Our findings are similar to results from a previous Cochrane review (Ghobara T et al., 2008)  which included seven randomized controlled trials and included 100 patients, they concluded that no single method for FTET was proved to be more effective than the other as regard the clinical pregnancy rate per woman.
In addition, a 2017 update of the 2008 Cochrane review also showed no evidence of a difference between the two cycles in rates of live birth or miscarriage rates  .
In a retrospective study of more than 4000 cycles, which was also included in the review by Groenewoud et al. (2013)  the NC was compared with the substituted cycle (estradiol and progesterone). The authors found a higher positive pregnancy test rate in the last-mentioned group, but reported comparable clinical pregnancy and delivery rates in the two protocols.
Queenan JT et al. (1994)  showed similar results with programmed and natural cycle in patients with frozen-thawed embryos. However, Xiao et al. (2012)  showed that natural cycle had a higher trend of clinical pregnancy rate for FTET in their study. Also Chang et al. (2011)  showed that using natural cycles with or without hCG had better outcomes compared with hormonally manipulated cycles.

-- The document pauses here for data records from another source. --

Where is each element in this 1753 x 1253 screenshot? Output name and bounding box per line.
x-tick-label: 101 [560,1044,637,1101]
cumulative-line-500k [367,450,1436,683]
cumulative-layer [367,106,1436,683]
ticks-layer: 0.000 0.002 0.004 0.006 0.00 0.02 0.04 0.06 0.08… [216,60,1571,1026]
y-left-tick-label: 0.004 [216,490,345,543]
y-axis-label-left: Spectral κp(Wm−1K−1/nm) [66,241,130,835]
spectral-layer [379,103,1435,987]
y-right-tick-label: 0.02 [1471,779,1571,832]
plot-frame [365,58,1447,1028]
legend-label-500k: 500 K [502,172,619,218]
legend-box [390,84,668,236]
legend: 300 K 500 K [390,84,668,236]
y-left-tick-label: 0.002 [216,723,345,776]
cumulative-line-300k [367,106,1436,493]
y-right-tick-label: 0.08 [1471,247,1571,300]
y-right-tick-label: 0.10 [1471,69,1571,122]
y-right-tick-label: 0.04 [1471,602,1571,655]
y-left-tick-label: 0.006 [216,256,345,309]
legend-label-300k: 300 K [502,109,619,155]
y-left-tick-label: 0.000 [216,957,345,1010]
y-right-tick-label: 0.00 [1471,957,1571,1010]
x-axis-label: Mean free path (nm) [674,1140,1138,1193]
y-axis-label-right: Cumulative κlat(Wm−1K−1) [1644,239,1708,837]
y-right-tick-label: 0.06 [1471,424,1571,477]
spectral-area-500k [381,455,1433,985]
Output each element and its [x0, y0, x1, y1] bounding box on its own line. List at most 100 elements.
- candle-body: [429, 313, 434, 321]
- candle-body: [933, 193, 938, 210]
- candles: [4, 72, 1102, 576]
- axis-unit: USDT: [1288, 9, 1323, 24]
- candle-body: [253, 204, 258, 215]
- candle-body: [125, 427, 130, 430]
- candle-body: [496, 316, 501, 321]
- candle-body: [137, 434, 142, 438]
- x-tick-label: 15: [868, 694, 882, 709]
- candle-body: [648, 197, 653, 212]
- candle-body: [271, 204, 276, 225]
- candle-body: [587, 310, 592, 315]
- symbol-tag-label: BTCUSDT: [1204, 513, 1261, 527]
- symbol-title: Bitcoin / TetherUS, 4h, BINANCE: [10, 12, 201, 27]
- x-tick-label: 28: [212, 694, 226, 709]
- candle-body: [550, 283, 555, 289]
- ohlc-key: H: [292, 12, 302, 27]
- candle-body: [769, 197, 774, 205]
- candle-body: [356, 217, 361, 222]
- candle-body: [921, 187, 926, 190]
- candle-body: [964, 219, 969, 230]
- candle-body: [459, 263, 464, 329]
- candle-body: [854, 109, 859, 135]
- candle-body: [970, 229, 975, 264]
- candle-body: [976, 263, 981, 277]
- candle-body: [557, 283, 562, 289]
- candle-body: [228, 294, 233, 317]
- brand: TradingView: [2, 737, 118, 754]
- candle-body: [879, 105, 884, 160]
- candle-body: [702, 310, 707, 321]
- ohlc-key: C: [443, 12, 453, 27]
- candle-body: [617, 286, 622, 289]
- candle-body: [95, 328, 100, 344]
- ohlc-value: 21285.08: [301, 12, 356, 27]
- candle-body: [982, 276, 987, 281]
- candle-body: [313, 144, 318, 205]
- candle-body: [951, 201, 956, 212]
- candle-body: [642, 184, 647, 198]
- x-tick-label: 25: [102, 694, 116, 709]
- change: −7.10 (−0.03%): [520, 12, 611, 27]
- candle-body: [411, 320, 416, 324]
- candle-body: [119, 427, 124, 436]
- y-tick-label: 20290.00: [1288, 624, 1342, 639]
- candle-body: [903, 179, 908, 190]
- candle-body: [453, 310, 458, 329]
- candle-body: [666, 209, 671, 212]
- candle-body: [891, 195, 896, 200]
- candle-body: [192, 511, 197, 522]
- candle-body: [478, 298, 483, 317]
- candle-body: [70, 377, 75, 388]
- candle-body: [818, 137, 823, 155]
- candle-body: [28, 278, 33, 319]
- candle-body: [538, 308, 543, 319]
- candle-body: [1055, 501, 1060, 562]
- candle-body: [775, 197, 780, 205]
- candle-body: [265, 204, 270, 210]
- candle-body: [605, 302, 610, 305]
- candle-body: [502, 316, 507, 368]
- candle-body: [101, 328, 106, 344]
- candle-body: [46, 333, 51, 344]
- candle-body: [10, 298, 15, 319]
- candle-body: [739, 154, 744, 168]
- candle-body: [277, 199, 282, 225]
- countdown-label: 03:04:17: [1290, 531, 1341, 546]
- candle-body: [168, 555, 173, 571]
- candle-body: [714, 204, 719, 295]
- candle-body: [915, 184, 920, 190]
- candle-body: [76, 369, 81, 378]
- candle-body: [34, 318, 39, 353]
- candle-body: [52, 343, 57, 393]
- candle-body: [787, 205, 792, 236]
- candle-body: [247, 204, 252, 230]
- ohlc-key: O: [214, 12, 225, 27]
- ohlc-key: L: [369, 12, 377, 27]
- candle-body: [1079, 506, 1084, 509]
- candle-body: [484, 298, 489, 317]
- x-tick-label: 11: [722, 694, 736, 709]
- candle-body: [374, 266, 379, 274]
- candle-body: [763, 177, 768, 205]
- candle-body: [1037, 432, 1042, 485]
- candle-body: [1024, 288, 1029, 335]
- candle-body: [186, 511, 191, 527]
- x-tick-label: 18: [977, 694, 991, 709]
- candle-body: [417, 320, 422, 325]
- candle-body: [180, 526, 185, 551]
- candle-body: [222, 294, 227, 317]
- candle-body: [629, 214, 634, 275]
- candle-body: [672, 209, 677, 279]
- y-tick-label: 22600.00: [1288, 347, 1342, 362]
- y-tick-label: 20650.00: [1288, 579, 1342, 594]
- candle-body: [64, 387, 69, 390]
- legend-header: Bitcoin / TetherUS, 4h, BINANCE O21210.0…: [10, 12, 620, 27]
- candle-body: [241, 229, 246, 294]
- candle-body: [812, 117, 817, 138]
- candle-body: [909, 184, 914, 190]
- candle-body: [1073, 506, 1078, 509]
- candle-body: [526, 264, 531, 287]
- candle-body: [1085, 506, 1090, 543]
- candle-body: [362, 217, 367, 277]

On the other hand, some authors supported artificial cycle frozen-thawed embryo transfer (AC-FTET) as it can be more easily scheduled, which leads to a better control of embryo thawing and transfer, better timing and also decreases cancellation rates compared with natural cycle frozen-thawed embryo transfer (NC-FTET). This is the result of ovulation suppression and the programmed replacement of exogenous hormones     .
However, these advantages are somewhat counterbalanced by its possible adverse effects through exposure to exogenous hormones, higher risk of thrombo-embolic events, and providing a higher financial burden on patients.
Although NC-FTET is more complicated to plan due to its requirement for more frequent ultrasonographic evaluations of the dominant follicle, the risk of unexpected ovulation and insufficient development of the endometrium, its advantages such as being more patient friendly, convenience, less medication, and lower price cannot be denied.
This study concluded that there is no significant difference in clinical pregnancy rate between the two methods of endometrial preparation for frozen thawed embryo transfer; supplemented natural cycle by hCG or HRT by estrogen and progesterone, in regularly cycling women.